As we pass Ojota, I see something else, set in a low plain to the right, just off the expressway. There are high walls with ramparts that mimic a medieval castle. Inside, visible from the road, is a dense cluster of buildings surrounding a busy parking lot. At the entrance of the complex, there is a soaring red gateway: Chinatown. Chinatown in Lagos? But there it is, another signal that we are in a normal place, or a place that aspires to normalcy, like New York, London, Vancouver, San Francisco, with their Chinatowns. This one fits the bill, right down to the giant Chinese characters on the frontage. The Chinese have arrived, and they are visible all over Lagos, as merchants, as contractors, as laborers. This is home to them now. They established the Chinatown complex in 1999, selling bales of cloth, consumer electronics, digital media, kitchenware. Nigerians come in droves, for the cheap prices. But it isn’t an easy life for the Chinese. The merchants have terrible difficulties at the Nigerian ports bringing in their goods. They have to pay hefty bribes, and delivery times are erratic. And, while I am in Lagos, the state government temporarily shuts down all the shops in Chinatown, on the pretext of investigating a compact disc piracy ring.

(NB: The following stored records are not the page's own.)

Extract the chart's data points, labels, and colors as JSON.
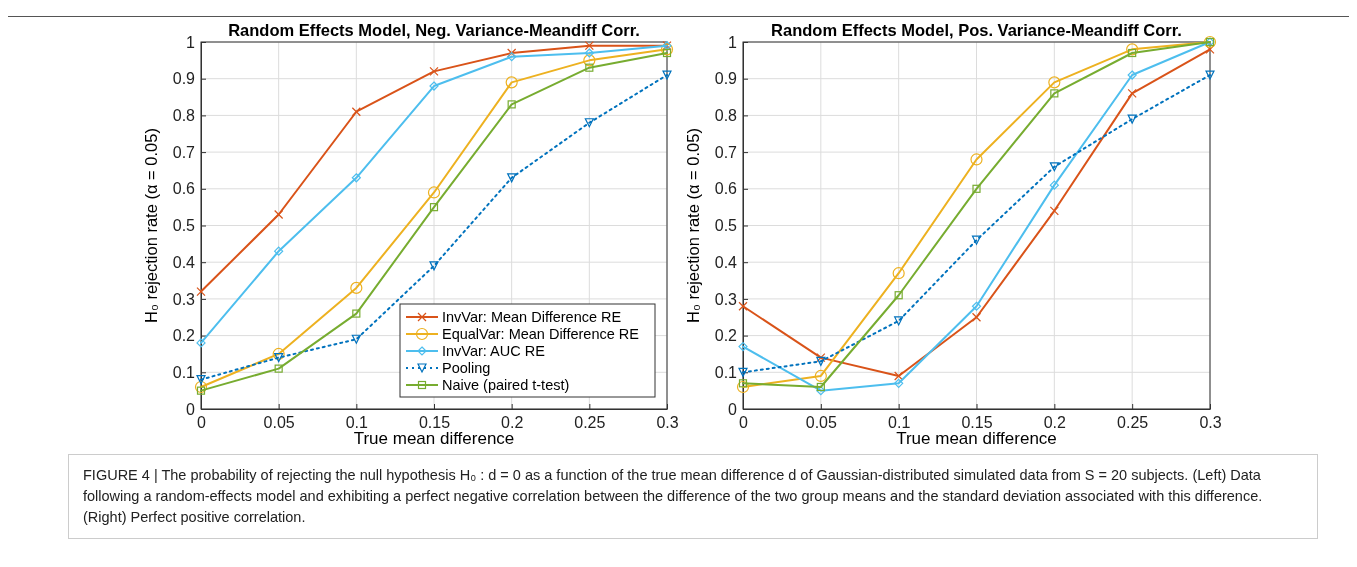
{
  "chart_data": [
    {
      "type": "line",
      "title": "Random Effects Model, Neg. Variance-Meandiff Corr.",
      "xlabel": "True mean difference",
      "ylabel": "H₀ rejection rate (α = 0.05)",
      "x": [
        0,
        0.05,
        0.1,
        0.15,
        0.2,
        0.25,
        0.3
      ],
      "xlim": [
        0,
        0.3
      ],
      "xticks": [
        0,
        0.05,
        0.1,
        0.15,
        0.2,
        0.25,
        0.3
      ],
      "ylim": [
        0,
        1
      ],
      "yticks": [
        0,
        0.1,
        0.2,
        0.3,
        0.4,
        0.5,
        0.6,
        0.7,
        0.8,
        0.9,
        1
      ],
      "grid": true,
      "legend": "bottom right",
      "series": [
        {
          "name": "InvVar: Mean Difference RE",
          "color": "#d95319",
          "marker": "cross",
          "values": [
            0.32,
            0.53,
            0.81,
            0.92,
            0.97,
            0.99,
            0.99
          ]
        },
        {
          "name": "EqualVar: Mean Difference RE",
          "color": "#edb120",
          "marker": "circle",
          "values": [
            0.06,
            0.15,
            0.33,
            0.59,
            0.89,
            0.95,
            0.98
          ]
        },
        {
          "name": "InvVar: AUC RE",
          "color": "#4dbeee",
          "marker": "diamond",
          "values": [
            0.18,
            0.43,
            0.63,
            0.88,
            0.96,
            0.97,
            0.99
          ]
        },
        {
          "name": "Pooling",
          "color": "#0072bd",
          "marker": "triangle",
          "line_style": "dotted",
          "values": [
            0.08,
            0.14,
            0.19,
            0.39,
            0.63,
            0.78,
            0.91
          ]
        },
        {
          "name": "Naive (paired t-test)",
          "color": "#77ac30",
          "marker": "square",
          "values": [
            0.05,
            0.11,
            0.26,
            0.55,
            0.83,
            0.93,
            0.97
          ]
        }
      ],
      "annotations": [
        "FIGURE 4 | The probability of rejecting the null hypothesis H₀ : d = 0 as a function of the true mean difference d of Gaussian-distributed simulated data from S = 20 subjects. (Left) Data following a random-effects model and exhibiting a perfect negative correlation between the difference of the two group means and the standard deviation associated with this difference. (Right) Perfect positive correlation."
      ]
    },
    {
      "type": "line",
      "title": "Random Effects Model, Pos. Variance-Meandiff Corr.",
      "xlabel": "True mean difference",
      "ylabel": "H₀ rejection rate (α = 0.05)",
      "x": [
        0,
        0.05,
        0.1,
        0.15,
        0.2,
        0.25,
        0.3
      ],
      "xlim": [
        0,
        0.3
      ],
      "xticks": [
        0,
        0.05,
        0.1,
        0.15,
        0.2,
        0.25,
        0.3
      ],
      "ylim": [
        0,
        1
      ],
      "yticks": [
        0,
        0.1,
        0.2,
        0.3,
        0.4,
        0.5,
        0.6,
        0.7,
        0.8,
        0.9,
        1
      ],
      "grid": true,
      "series": [
        {
          "color": "#d95319",
          "marker": "cross",
          "values": [
            0.28,
            0.14,
            0.09,
            0.25,
            0.54,
            0.86,
            0.98
          ]
        },
        {
          "color": "#edb120",
          "marker": "circle",
          "values": [
            0.06,
            0.09,
            0.37,
            0.68,
            0.89,
            0.98,
            1.0
          ]
        },
        {
          "color": "#4dbeee",
          "marker": "diamond",
          "values": [
            0.17,
            0.05,
            0.07,
            0.28,
            0.61,
            0.91,
            1.0
          ]
        },
        {
          "color": "#0072bd",
          "marker": "triangle",
          "line_style": "dotted",
          "values": [
            0.1,
            0.13,
            0.24,
            0.46,
            0.66,
            0.79,
            0.91
          ]
        },
        {
          "color": "#77ac30",
          "marker": "square",
          "values": [
            0.07,
            0.06,
            0.31,
            0.6,
            0.86,
            0.97,
            1.0
          ]
        }
      ]
    }
  ]
}
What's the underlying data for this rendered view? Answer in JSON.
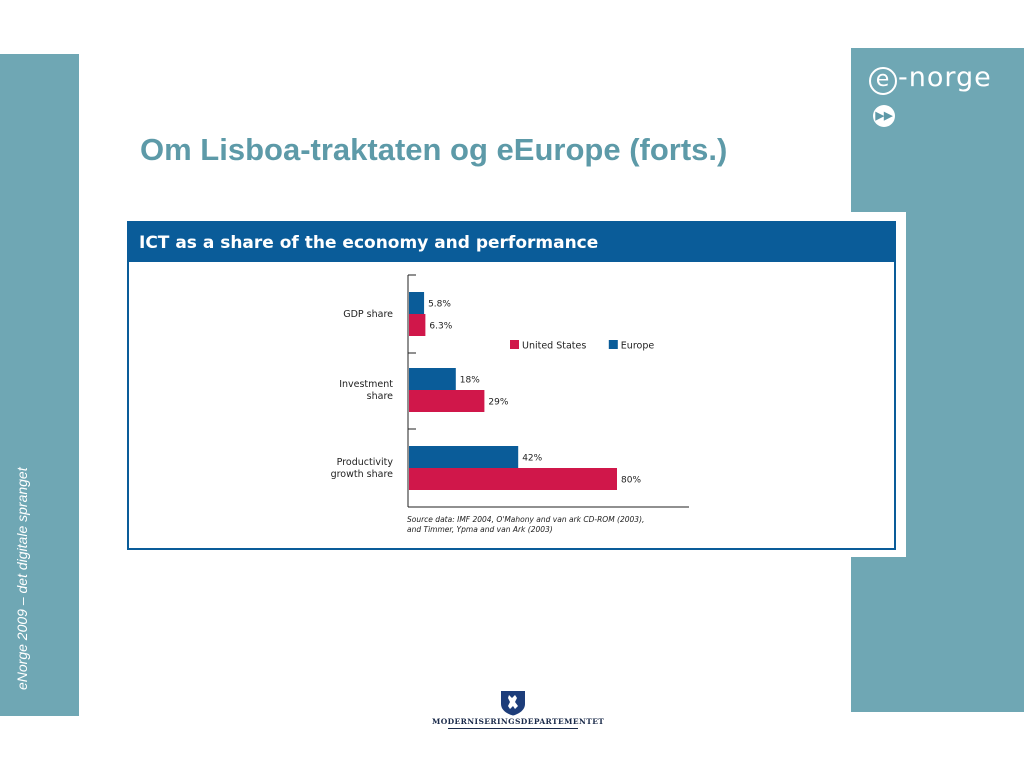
{
  "slide": {
    "title": "Om Lisboa-traktaten og eEurope (forts.)",
    "tagline": "eNorge 2009 – det digitale spranget",
    "logo_letter": "e",
    "logo_text": "-norge",
    "ministry": "MODERNISERINGSDEPARTEMENTET"
  },
  "colors": {
    "band": "#6fa7b4",
    "europe": "#0a5c99",
    "united_states": "#d0174a",
    "title": "#5d9aa8"
  },
  "chart_data": {
    "type": "bar",
    "orientation": "horizontal",
    "title": "ICT as a share of the economy and performance",
    "categories": [
      "GDP share",
      "Investment share",
      "Productivity growth share"
    ],
    "category_label_lines": [
      [
        "GDP share"
      ],
      [
        "Investment",
        "share"
      ],
      [
        "Productivity",
        "growth share"
      ]
    ],
    "series": [
      {
        "name": "Europe",
        "color": "#0a5c99",
        "values": [
          5.8,
          18,
          42
        ],
        "labels": [
          "5.8%",
          "18%",
          "42%"
        ]
      },
      {
        "name": "United States",
        "color": "#d0174a",
        "values": [
          6.3,
          29,
          80
        ],
        "labels": [
          "6.3%",
          "29%",
          "80%"
        ]
      }
    ],
    "legend_order": [
      "United States",
      "Europe"
    ],
    "legend_position": "right of GDP share group",
    "xlim": [
      0,
      100
    ],
    "grid": false,
    "source": [
      "Source data: IMF 2004, O'Mahony and van ark CD-ROM (2003),",
      "and Timmer, Ypma and van Ark (2003)"
    ]
  }
}
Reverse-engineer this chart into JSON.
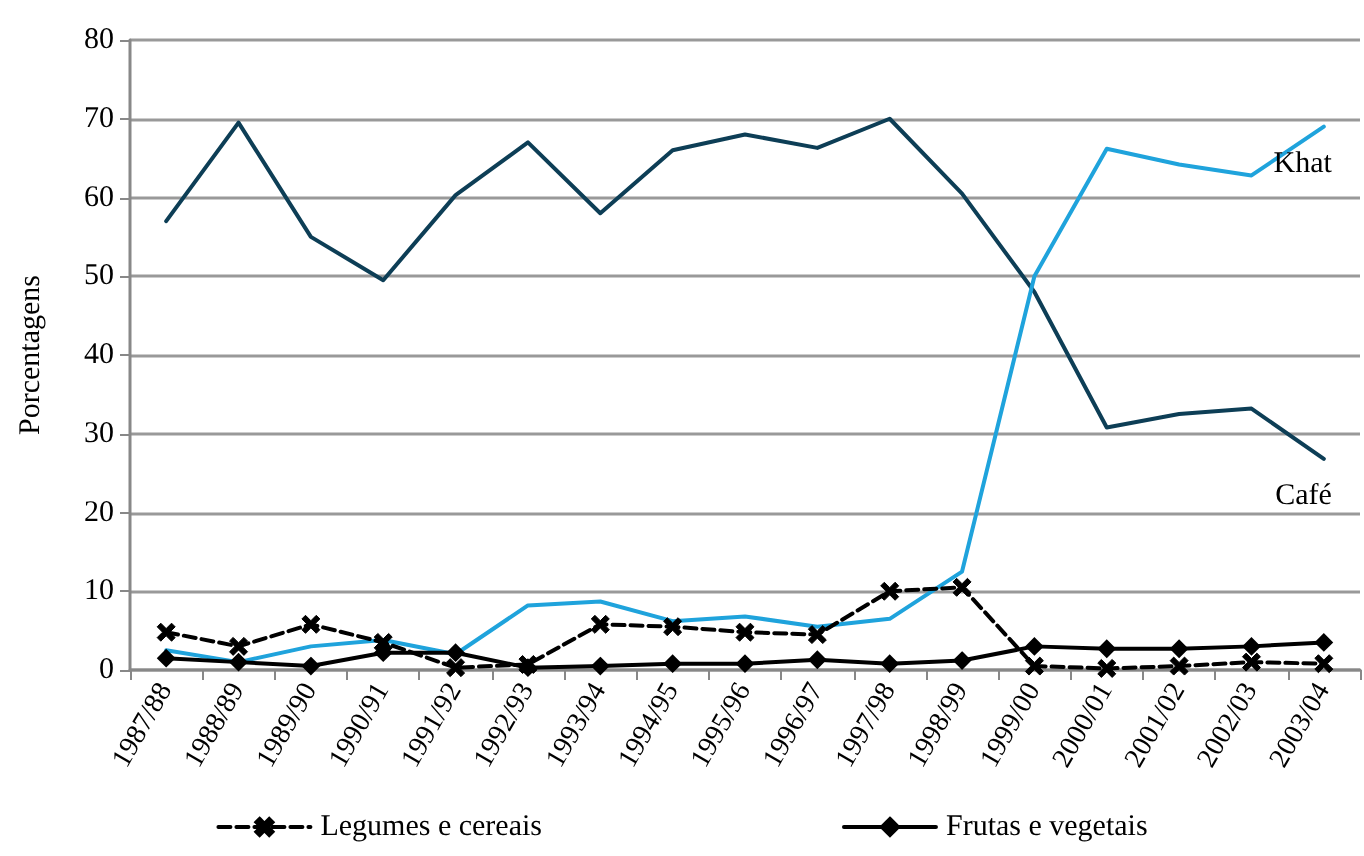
{
  "chart_data": {
    "type": "line",
    "ylabel": "Porcentagens",
    "categories": [
      "1987/88",
      "1988/89",
      "1989/90",
      "1990/91",
      "1991/92",
      "1992/93",
      "1993/94",
      "1994/95",
      "1995/96",
      "1996/97",
      "1997/98",
      "1998/99",
      "1999/00",
      "2000/01",
      "2001/02",
      "2002/03",
      "2003/04"
    ],
    "series": [
      {
        "name": "Café",
        "color": "#0d3e56",
        "marker": "none",
        "line_style": "solid",
        "values": [
          57,
          69.5,
          55,
          49.5,
          60.3,
          67,
          58,
          66,
          68,
          66.3,
          70,
          60.5,
          48,
          30.8,
          32.5,
          33.2,
          26.8
        ]
      },
      {
        "name": "Khat",
        "color": "#1fa3dc",
        "marker": "none",
        "line_style": "solid",
        "values": [
          2.5,
          1,
          3,
          3.8,
          2,
          8.2,
          8.7,
          6.2,
          6.8,
          5.5,
          6.5,
          12.5,
          50,
          66.2,
          64.2,
          62.8,
          69
        ]
      },
      {
        "name": "Legumes e cereais",
        "color": "#000000",
        "marker": "cross",
        "line_style": "dashed",
        "values": [
          4.8,
          3,
          5.8,
          3.5,
          0.3,
          0.7,
          5.8,
          5.5,
          4.8,
          4.5,
          10,
          10.5,
          0.5,
          0.2,
          0.5,
          1,
          0.8
        ]
      },
      {
        "name": "Frutas e vegetais",
        "color": "#000000",
        "marker": "diamond",
        "line_style": "solid",
        "values": [
          1.5,
          1,
          0.5,
          2.2,
          2.2,
          0.3,
          0.5,
          0.8,
          0.8,
          1.3,
          0.8,
          1.2,
          3,
          2.7,
          2.7,
          3,
          3.5
        ]
      }
    ],
    "ylim": [
      0,
      80
    ],
    "yticks": [
      0,
      10,
      20,
      30,
      40,
      50,
      60,
      70,
      80
    ],
    "grid": "y",
    "legend": "bottom"
  }
}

But not only the Chinese are new to the city. People from all corners of the world have come to take advantage of the newly open economy. Indians, Lebanese, Germans, Americans, Brits. I see them in the restaurants, in shopping malls, at the open markets. They have their own private schools, their own housing estates. When I was little, the sight of people like my mother was remarkable, always subject to stares from adults and cries of oyinbo from little children. Other Caucasians were few and far between, clustered in Ikoyi and on the campus of the University of Lagos. That has changed now. There is a lot of money to be made in Nigeria, and the world in all its colors is here to make it. The self-described “giant of Africa,” closed for so long because of its reputation as a difficult place, is now open. There is now all this activity, as pent-up energy is released, and people are driven by a sense that business is possible. But the past continues to gather around like floodwater. A too easy formulation, but what past do I have in mind? The nation’s, I think. But perhaps I am also thinking of mine, perhaps the two are connected, the way a small segment of a coastline is formed with the same logic that makes the shape of the continental shelf.